A l’heure où le service de numérisation de livres Google Books est confronté à l’ire des auteurs et éditeurs européens, Orange et les éditions Robert Laffont prennent le contre-pied du e-book en proposant l’hyperlivre : un ouvrage imprimé traditionnel couplé à des contenus numérique additionnels.
Disponible en librairie le 10 septembre, le premier hyperlivre aux éditions Robert Laffont s’intitule Le sens des choses et a été rédigé par Jacques Attali, en collaboration avec une vingtaine de personnalités (Nathalie Kosciusko-Morizet, Simone Weil, Patrick Zelnik, Max Gallo, Boutros Boutros-Ghali, etc).
En plus d’un ouvrage imprimé d’environ 200 pages, l’hyperlivre propose d’accéder à tout un panel de contenus multimédia, via l’intégration de plus de 80 codes-barres 2D, appelés aussi flashcodes, semés tout le long du livre. Il peut s’agir de textes, de vidéos ou de musique.
Le lecteur pourra accéder à ces contenus supplémentaires via un scan de ces flash codes avec l’appareil photo de son téléphone mobile, précise Orange, qui prend en charge la partie technique de l’opération, et ce, quel que soit l’opérateur mobile. . Actuellement, environ 30% des terminaux mobiles sont compatibles avec la technologie de flashcode.
Ces contenus online de l’hyperlivre sont également accessibles après l’envoi d’un SMS. Le mobinaute reçevra alors un lien cliquable, lui permettant de télécharger l’application correspondante. Orange et les éditions Robert Lafont propose aussi un portail en ligne, qui offre des webchaînes de télévision interactives, des sondages et des forums de discussions.

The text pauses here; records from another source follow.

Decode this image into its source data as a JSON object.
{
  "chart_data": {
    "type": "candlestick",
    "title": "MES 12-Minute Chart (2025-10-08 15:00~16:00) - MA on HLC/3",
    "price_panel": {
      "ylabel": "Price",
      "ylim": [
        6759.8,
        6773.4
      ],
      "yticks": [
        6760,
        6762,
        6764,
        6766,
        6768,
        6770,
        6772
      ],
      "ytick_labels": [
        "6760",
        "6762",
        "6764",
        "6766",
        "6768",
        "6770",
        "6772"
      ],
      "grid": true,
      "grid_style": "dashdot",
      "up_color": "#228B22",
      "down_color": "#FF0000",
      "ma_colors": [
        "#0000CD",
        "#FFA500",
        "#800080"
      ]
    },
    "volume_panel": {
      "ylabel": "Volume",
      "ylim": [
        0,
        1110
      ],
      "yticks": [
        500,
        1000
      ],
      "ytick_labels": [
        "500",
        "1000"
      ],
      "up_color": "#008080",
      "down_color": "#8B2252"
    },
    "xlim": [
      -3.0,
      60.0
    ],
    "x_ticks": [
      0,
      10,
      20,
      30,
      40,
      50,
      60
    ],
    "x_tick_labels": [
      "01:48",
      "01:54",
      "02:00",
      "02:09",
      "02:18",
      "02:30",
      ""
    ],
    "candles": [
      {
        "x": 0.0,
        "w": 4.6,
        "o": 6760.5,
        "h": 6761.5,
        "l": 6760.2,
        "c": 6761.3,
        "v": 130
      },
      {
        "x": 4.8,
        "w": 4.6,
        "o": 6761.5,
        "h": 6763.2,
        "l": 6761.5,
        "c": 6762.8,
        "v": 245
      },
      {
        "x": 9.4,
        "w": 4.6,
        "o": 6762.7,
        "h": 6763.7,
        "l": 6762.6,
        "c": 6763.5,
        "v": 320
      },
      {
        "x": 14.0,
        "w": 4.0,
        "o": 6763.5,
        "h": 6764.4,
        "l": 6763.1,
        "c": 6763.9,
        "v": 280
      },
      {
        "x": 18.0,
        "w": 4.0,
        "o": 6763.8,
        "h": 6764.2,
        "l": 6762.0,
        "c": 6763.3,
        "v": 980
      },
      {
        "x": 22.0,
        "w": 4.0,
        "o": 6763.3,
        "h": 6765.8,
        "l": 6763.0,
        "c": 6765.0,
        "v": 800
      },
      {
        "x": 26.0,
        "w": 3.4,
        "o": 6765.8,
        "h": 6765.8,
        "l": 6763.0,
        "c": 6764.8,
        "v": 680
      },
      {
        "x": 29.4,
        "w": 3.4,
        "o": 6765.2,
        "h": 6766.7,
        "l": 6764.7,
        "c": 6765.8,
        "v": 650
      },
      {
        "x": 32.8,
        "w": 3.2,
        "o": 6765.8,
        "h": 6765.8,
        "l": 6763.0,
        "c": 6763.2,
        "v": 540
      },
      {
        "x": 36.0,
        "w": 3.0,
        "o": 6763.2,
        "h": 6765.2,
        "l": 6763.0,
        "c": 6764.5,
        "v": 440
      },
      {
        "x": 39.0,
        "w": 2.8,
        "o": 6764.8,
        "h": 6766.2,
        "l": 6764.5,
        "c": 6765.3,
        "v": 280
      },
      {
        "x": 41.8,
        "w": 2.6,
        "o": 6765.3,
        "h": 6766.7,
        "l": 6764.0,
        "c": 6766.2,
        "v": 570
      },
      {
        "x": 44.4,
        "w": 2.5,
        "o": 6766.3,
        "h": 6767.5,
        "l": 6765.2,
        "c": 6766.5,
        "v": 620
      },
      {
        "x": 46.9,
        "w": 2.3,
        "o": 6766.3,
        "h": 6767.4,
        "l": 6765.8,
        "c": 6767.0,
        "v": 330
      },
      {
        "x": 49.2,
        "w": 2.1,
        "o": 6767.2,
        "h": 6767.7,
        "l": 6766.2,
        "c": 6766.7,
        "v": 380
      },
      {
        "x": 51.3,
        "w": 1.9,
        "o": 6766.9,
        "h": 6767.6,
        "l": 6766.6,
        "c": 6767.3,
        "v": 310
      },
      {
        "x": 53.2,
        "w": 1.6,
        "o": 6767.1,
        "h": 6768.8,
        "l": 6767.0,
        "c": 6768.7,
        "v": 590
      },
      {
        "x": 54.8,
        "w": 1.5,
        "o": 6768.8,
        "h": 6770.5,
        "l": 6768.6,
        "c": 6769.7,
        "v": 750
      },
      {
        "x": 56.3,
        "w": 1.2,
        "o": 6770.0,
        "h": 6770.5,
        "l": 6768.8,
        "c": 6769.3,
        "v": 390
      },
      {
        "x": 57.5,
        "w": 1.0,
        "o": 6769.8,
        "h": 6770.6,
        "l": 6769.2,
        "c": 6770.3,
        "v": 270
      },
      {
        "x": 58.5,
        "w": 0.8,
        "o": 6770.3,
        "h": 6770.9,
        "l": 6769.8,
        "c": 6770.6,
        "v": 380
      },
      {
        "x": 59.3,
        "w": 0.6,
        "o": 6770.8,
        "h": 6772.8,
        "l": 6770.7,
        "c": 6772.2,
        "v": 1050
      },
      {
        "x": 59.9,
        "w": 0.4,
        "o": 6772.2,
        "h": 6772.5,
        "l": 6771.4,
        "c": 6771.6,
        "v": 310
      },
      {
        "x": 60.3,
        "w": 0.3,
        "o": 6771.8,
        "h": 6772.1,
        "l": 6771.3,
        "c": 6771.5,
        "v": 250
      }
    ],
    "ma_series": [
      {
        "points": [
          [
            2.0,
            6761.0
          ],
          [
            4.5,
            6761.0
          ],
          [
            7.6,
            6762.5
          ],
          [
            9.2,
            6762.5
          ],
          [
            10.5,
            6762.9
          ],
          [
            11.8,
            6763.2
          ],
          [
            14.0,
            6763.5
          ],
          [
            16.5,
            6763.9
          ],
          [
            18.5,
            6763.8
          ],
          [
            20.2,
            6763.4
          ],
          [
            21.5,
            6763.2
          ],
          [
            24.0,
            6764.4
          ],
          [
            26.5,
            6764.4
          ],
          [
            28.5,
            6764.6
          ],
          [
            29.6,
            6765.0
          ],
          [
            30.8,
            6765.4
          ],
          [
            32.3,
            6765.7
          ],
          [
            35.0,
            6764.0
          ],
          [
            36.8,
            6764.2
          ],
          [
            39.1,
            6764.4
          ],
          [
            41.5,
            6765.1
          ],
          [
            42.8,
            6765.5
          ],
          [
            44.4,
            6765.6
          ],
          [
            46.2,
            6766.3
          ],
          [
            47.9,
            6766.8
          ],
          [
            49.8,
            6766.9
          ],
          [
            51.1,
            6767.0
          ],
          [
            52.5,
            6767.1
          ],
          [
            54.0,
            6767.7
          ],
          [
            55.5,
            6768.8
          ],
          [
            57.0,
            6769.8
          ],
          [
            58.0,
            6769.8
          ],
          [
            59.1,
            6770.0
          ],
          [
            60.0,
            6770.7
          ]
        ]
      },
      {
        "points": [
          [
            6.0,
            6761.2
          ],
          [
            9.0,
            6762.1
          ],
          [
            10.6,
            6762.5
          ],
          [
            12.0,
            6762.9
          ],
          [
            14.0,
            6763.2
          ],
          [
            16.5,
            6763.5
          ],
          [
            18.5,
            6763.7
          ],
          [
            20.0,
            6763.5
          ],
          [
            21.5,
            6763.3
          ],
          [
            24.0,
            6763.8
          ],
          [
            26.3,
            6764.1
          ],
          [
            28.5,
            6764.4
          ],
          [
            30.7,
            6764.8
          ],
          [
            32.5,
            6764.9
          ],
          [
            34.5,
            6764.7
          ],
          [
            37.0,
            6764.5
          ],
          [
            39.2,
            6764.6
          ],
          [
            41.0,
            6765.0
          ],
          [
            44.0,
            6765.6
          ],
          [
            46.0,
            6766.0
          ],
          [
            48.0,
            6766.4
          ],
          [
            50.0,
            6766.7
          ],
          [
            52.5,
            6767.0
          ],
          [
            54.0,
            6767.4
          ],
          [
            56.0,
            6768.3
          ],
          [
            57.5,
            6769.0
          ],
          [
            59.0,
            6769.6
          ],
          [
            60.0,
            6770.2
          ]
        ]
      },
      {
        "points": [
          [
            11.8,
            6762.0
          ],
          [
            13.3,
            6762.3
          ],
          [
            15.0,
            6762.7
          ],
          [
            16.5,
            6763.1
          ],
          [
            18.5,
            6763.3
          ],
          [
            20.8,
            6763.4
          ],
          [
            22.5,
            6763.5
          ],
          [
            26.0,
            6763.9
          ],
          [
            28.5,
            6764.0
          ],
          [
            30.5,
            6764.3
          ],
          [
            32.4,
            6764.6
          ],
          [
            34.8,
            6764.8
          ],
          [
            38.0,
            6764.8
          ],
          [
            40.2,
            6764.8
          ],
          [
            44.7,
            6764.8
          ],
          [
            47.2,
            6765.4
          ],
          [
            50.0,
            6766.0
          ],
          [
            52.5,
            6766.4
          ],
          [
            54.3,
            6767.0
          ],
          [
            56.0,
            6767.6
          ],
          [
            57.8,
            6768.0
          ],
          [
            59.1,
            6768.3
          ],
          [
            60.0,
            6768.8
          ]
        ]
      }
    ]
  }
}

Ce premier hyperlivre, qui fait aussi office de test auprès des lecteurs, pourrait réconcilier le monde du numérique et les partisans du livre numérique avec les éditeurs et auteurs, en proposant toujours un ouvrage imprimé, mais couplé à des contenus additionnels interactifs. Reste à déterminer le modèle économique de ce nouvel « objet », puisque Le sens des choses sera vendu au même prix que les autres livres et que l’accès aux contenus additionnels reste gratuit.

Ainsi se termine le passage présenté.